We had a glyco shortage as well, but our pharmacy has found a supplier, so the vials are trickling in for now.
IMO the shortage isn't a scandal, it's simply contract manufacturers and the pharm companies trying to run a profitable business. How profitable they need to be is another debate.
It's very costly to produce parenteral injections while meeting strict FDA requirements. While some drugs are more costly to produce than others in terms of manufacturing (lyophilized vs solution vs raw material costs) many of the costs are fixed leading to varying profit margins between drugs. It doesn't make sense from a business perspective to waste manufacturing time and labor to produce a drug with a slim profit margin. Now if you're one of the few manufacturers that produces a drug with a small profit margin, you could potentially make up for the small profit by selling higher volumes as you'd likely have a larger market share. In some cases of drug shortages, there might be only a few manufacturers of a particular drug.
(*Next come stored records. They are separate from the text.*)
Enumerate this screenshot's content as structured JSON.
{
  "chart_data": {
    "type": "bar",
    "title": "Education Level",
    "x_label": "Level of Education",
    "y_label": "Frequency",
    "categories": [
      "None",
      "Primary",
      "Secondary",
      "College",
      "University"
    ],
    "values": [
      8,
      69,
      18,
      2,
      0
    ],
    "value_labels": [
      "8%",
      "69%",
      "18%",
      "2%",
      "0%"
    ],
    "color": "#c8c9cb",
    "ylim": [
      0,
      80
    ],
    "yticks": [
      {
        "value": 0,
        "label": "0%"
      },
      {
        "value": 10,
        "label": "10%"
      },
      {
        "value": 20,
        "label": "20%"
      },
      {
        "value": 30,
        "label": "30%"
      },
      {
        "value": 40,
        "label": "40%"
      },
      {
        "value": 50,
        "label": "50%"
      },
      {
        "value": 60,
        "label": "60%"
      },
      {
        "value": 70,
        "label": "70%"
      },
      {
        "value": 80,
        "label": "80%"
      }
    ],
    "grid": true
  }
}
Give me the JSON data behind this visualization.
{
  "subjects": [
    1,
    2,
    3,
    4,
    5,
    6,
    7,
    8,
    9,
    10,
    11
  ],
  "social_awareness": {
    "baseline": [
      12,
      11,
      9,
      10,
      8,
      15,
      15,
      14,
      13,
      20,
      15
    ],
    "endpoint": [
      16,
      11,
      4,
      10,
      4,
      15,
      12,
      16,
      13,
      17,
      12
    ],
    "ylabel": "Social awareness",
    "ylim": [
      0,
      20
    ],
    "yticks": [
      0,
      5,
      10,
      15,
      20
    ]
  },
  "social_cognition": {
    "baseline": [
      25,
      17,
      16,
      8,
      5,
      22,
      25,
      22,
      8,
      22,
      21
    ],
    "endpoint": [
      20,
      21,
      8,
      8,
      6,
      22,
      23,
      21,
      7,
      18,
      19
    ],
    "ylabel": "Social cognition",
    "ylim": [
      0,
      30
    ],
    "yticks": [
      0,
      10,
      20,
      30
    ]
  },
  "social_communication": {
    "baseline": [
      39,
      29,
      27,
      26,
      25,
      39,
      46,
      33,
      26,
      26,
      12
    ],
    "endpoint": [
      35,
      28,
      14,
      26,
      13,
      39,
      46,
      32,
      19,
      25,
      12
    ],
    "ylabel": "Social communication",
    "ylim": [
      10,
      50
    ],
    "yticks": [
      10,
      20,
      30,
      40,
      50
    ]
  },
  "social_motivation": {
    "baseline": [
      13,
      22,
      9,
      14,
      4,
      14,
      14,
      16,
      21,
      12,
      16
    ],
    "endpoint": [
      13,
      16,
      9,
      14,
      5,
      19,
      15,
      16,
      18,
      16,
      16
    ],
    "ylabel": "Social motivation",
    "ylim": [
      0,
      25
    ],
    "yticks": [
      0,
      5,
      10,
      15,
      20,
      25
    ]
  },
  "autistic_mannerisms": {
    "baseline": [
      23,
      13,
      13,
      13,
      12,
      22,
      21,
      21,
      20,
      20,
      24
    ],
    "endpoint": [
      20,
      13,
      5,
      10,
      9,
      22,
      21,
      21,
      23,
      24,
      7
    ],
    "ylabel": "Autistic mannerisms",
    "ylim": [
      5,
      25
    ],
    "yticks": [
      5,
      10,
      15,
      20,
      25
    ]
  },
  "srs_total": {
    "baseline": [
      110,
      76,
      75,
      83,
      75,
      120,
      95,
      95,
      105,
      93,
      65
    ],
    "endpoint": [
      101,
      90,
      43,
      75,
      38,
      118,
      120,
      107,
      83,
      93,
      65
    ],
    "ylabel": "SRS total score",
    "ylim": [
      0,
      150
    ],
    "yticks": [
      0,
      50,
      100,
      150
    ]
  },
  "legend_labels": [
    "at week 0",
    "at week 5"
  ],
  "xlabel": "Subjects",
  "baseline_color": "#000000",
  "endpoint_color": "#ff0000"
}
If a batch gets contaminated or put on hold for QA assessment at an individual plant, it can lead to shortages as the other manufactures can't make up for the sudden increase in demand.
There are multiple other factors that play into drug shortages, but supply and demand is a big one. If there is a demand for a highly profitable drug, it behooves the manufacturer to devote more resources to ensuring the supply meets the demand than to waste resources on less profitable drugs. Whether or not that is ethical is up for debate.